Hospital Value-Based Purchasing Program

By September 25, 2018Commentary

MedPAC gives some perspectives on the future of Medicare’s programs to measure quality in hospitals.  (MedPAC Presentation)  In its usual and typical governmental balkanized style, Medicare has managed to create a panoply of programs to measure and supposedly improve quality in health care, featuring the usual administrative burdens and uncertain effects on meaningful outcomes.  The Medicare Payment Advisory Commission, which I find to be an unusually worthwhile and sensible group to follow, has some thoughts on how to improve these programs.  Here is a great start–merge the Hospital Readmissions Reduction Program and the Value-Based Purchasing initiative and get rid of the Inpatient Quality Reporting Program and the Healthcare Acquired Condition Reduction Program, creating the Hospital Value Incentive Program.  The HVIP would have four primary measure domains:  spending, readmissions, mortality and overall patient experience.  Each domain would use “clear, absolute and prospective” measures.  Hospitals would be peer-grouped to account for socio-economic and demographic factors.  Public reporting of results would continue and the new program would be operated to be budget neutral.

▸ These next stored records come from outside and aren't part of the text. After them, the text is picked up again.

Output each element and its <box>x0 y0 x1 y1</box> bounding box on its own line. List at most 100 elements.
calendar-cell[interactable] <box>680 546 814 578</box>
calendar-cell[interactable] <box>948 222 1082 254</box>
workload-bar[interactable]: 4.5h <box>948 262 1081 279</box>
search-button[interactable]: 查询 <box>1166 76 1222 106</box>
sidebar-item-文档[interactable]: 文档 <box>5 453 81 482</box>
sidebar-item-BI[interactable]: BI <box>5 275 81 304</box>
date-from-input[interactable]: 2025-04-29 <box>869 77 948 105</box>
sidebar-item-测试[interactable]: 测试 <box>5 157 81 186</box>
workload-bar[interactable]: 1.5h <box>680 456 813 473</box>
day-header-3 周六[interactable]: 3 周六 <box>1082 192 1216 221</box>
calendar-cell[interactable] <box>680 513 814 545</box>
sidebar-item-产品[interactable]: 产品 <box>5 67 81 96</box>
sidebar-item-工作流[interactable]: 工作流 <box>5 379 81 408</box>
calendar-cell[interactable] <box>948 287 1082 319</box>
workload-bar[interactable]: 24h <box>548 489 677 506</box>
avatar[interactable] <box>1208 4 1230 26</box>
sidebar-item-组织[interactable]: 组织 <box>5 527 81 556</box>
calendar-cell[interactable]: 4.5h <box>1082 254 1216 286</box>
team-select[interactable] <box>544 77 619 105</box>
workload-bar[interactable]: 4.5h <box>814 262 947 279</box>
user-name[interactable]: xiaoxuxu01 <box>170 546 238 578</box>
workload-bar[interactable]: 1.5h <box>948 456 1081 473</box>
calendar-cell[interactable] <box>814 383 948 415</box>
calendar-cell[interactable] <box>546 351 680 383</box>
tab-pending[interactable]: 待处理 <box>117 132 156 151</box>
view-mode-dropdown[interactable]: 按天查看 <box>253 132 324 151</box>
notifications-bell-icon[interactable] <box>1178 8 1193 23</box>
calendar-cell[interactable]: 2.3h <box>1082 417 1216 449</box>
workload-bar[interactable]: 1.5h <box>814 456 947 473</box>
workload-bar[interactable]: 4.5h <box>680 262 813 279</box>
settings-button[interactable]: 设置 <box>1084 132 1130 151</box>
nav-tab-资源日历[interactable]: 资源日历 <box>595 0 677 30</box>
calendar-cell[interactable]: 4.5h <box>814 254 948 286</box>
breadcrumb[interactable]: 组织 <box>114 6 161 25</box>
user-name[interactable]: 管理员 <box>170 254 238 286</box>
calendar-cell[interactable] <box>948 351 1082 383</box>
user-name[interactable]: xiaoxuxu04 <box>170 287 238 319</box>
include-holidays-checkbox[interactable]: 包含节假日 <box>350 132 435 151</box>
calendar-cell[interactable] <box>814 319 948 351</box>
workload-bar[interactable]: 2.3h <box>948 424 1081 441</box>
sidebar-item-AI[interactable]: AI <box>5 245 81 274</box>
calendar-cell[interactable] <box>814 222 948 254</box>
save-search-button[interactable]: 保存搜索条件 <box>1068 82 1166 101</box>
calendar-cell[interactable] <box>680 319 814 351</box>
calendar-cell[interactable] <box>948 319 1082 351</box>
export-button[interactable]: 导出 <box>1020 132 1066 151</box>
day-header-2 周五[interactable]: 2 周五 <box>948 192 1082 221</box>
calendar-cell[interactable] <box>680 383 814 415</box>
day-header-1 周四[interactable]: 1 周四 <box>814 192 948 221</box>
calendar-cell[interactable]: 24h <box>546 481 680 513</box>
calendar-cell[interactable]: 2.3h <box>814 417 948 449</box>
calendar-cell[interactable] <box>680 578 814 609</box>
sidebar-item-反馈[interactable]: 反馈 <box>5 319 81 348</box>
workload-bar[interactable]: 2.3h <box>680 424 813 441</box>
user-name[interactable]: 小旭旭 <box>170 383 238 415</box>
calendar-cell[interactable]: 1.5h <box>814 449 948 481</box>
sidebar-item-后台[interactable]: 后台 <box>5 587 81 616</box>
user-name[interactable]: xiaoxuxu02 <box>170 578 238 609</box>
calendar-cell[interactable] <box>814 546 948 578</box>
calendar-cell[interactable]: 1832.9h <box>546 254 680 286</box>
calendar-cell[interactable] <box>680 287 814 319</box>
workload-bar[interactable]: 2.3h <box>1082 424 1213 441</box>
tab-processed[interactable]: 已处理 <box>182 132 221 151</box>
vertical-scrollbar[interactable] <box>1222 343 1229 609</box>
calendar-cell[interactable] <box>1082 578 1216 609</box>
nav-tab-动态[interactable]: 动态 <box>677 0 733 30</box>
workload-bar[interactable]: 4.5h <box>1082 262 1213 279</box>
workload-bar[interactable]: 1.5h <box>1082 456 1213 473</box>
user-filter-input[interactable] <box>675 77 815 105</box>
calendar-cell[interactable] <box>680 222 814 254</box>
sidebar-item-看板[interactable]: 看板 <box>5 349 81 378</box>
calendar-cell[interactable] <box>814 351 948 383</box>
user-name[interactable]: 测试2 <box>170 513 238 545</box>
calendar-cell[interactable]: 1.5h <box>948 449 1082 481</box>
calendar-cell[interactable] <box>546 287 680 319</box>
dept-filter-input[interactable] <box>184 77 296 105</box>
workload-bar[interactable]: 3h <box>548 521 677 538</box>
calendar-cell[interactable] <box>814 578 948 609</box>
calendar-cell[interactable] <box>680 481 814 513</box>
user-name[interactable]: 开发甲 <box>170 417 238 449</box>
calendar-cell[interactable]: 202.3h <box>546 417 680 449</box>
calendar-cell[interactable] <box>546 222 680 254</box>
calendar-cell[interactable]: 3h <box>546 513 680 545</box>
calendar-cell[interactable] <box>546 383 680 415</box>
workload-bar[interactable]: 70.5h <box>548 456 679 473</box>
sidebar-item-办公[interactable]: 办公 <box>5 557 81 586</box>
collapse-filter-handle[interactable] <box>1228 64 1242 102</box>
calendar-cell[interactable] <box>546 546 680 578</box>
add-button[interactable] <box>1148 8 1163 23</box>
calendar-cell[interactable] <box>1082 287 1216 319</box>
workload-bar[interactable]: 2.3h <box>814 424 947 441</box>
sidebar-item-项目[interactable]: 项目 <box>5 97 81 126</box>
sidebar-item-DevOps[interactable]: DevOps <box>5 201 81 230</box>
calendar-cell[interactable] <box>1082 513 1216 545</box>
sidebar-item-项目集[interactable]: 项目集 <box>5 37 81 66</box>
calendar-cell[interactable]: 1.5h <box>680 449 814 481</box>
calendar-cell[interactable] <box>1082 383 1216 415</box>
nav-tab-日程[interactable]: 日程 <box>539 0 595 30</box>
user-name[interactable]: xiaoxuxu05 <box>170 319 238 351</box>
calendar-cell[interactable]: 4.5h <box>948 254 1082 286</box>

The Commission recommends weighting each primary domain equally, but recognized that policymakers might choose to do something different, like weight clinical outcomes more heavily.  If this non-equal weighting were done, it would make only minor changes in most hospital’s scores.  Under current programs hospitals get a maximum reward of 3% of payments and a maximum penalty of 6%.   Under the new proposal, there would be a 2% payment withhold used to fund peer group pools, which would be divided according to scores.  MedPAC also looked at increasing the withhold, which has the potential to increase rewards or penalties and obviously creates a stronger incentive but may create cash-flow issues for some hospitals.  The Commission also considered how to use the patient experience measures–one single score or a composite?  And they noted that the current hospital-acquired condition program is likely leading to excessive testing and antibiotic prescribing.  So the Commission thought it best to continue to monitor rates but avoid incentives with unintended consequences.  MedPAC did some modeling of the new proposal and found that about half the hospitals would get an incentive and half be penalized.  Compared to the slew of current programs, hospitals which serve more disadvantaged patients would do better–i.e., be penalized less.  Sounds like this proposal would be a real improvement and potentially reduce burdens on hospitals.